Lydia was a part of our drama team and she was performing in a particularly difficult skit. In it she played a young girl who was feeling that God was very far away from her when she needed him most. The character that she was portraying on the stage, was a mirror of her own life. In the skit the character's father was dying. In the skit the character's family did not know how they would meet their bills. An interpretive movement (or human video) followed the skit. In this movement as a song was sung about the need for closeness with Christ, Lydia rested in the arms of Jesus, being played by another youth. Her performance was remarkable. No one who saw the skit remained unmoved by its message.
Still, it was intense for its star. Lydia would often break down in tears after she left the stage. She realized the skit's impact but it was incredibly difficult for her to perform.
Then God moved. When our drama team performed the skit at youth camp, the audience was deeply touched. Many people came to Lydia that night to tell her what an excellent job she had done "acting". They were unaware of how art was imitating life in front of them. The next night Lydia shared with the camp the struggles her family was facing with her father's illness. It was difficult for her but she tentatively asked that the camp pray for her family's salvation and then returned to her seat.
That night she received a note from another camper.
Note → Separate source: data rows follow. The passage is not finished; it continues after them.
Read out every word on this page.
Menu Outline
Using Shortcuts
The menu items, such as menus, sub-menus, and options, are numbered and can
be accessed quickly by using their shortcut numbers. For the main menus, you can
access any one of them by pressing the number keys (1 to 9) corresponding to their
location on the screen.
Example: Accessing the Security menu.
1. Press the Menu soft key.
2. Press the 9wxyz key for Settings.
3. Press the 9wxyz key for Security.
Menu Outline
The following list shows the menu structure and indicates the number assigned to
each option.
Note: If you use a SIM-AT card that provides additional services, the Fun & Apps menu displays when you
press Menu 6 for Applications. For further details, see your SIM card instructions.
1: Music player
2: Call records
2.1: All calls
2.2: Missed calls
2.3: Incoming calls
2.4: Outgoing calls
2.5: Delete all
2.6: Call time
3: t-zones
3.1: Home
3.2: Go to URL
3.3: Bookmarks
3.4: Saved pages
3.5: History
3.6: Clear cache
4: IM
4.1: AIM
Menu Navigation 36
The letter told her how much the skit had moved her. She explained how she too, had a sick father. The writer however, had not yet shared this information with anyone. She went on to tell Lydia that after seeing the skit and hearing Lydia's story, she had found the courage to tell her youth group and have them pray with her.
At that moment Lydia was beginning to see herself as a minister of God's love. The girl with the quiet disposition and the sad eyes was being used by the Creator. She was taking her own pain and encouraging other
Christians to rely on Jesus for strength. She saw how God was using her difficulties for his glory.
We performed the skit several other times that summer. Usually Lydia would end up in tears but they were tears of resolve, not defeat. She saw how time and time again, God was using her to heal hurts in the hearts of His saints. Sometimes it was almost more than she could bear, but her ministry kept her going.
On days that I feel like a failure I think of Lydia. I think she is the ultimate example of success in youth ministry. When she first began attending our meetings she was bound for hell. In our earthly efforts God created a heavenly miracle and she found eternal life. She grew spiritually as her attendance continued. Then she realized a purpose for her life. She saw a path of ministry. She took hold of the opportunity set before her and in the midst of deep personal struggles she ministered to others.
Too often it seems that our churches want to measure success on numbers. If we all had a dollar for the times we have asked or been asked, "how many students are in your group," we could retire to a nice quiet condominium in a distant foreign land. Numbers are important. Numerical growth is the natural outcome of spiritual growth. The problem comes when increasing attendance drives our purpose. Success in ministry does not lie with numerical changes; it lies with changes of the heart. Success is much more than having a large group. Success is developing ministers. Success is investing time in a life and seeing that life change others. God measures success from the inside out. So should we.